Published: 20 January, 2011

• I ATTENDED the excellent Camden United Against The Cuts meeting, which you reported in the New Journal on January 13. 

I was inspired to go along by watching the student protesters on the news.

But I could not smell “an unwholesome whiff of rancour” hanging over the meeting which your editorial commented upon.

The meeting was angry – and rightly so. The meeting was determined – and rightly so. And Councillor Theo Blackwell was heckled – and rightly so.

This Labour councillor argued in favour of setting a hack and slash budget for Camden. That would be a terrible strategy for Labour to follow. 

The reason is simple: if you are implementing the cuts, how can you fight them?

This is an unprecedented situation. The proposed cuts are far deeper, wider and more radical than anything attempted by Margaret Thatcher’s government. But they are proposed by a government which is much wobblier, softer and divided than hers ever was.

A great movement will stop them. A big movement of protests and demonstrations and disruptions and occupations and strikes.

But our Labour councillors will not be part of that great movement if they set and implement the Con-Dem cuts here in Camden.

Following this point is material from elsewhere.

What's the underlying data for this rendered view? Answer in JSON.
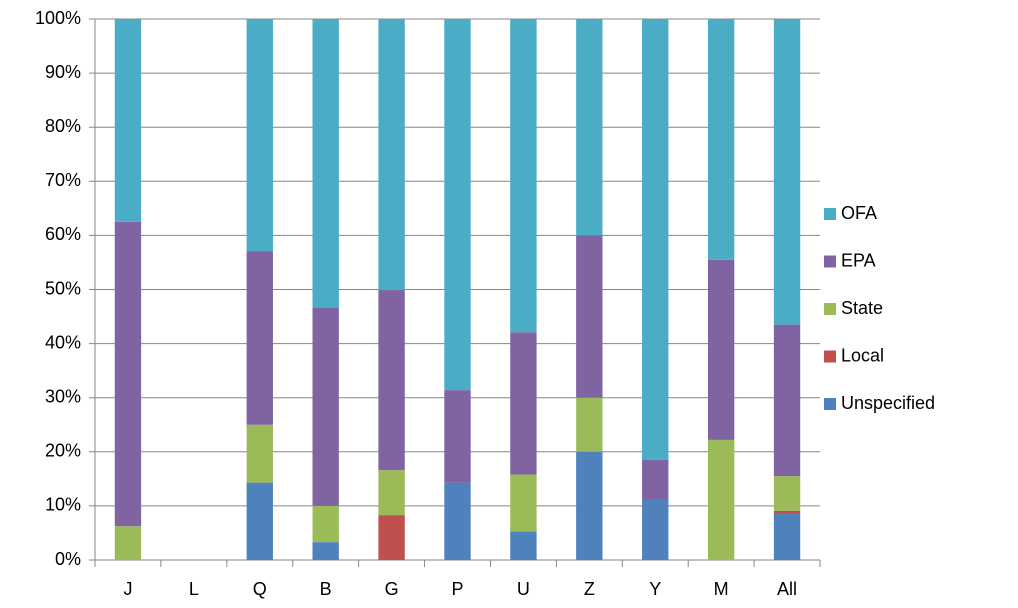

Perhaps they believe they can find the least worst cuts. They cannot. The cuts are just too enormous. There is not a choice to be made. Your job? Your kid’s nursery provision? Your parent’s care resource centre? They are all for the chop. 

The only real choice is to refuse to set a budget of cuts. 

If the Labour councillors did that they would be heroes. They would free themselves to lead the fightback.

Otherwise their position is invidious. If someone is intent on attacking you and your hands are tied together with string the first thing you need to break is the string. 

It would be an awful shame if Camden’s Labour councillors volunteer to be the string.

Perhaps they feel they must be “responsible”. Responsible for what? Cutting our services? 

If we had been “responsible” in 1990, we would still be paying the poll tax. 

If the suffragettes had been “responsible” we would still be waiting for women to get the vote. 

And if the students recently marching had all been “responsible” they would not have sparked this movement into life.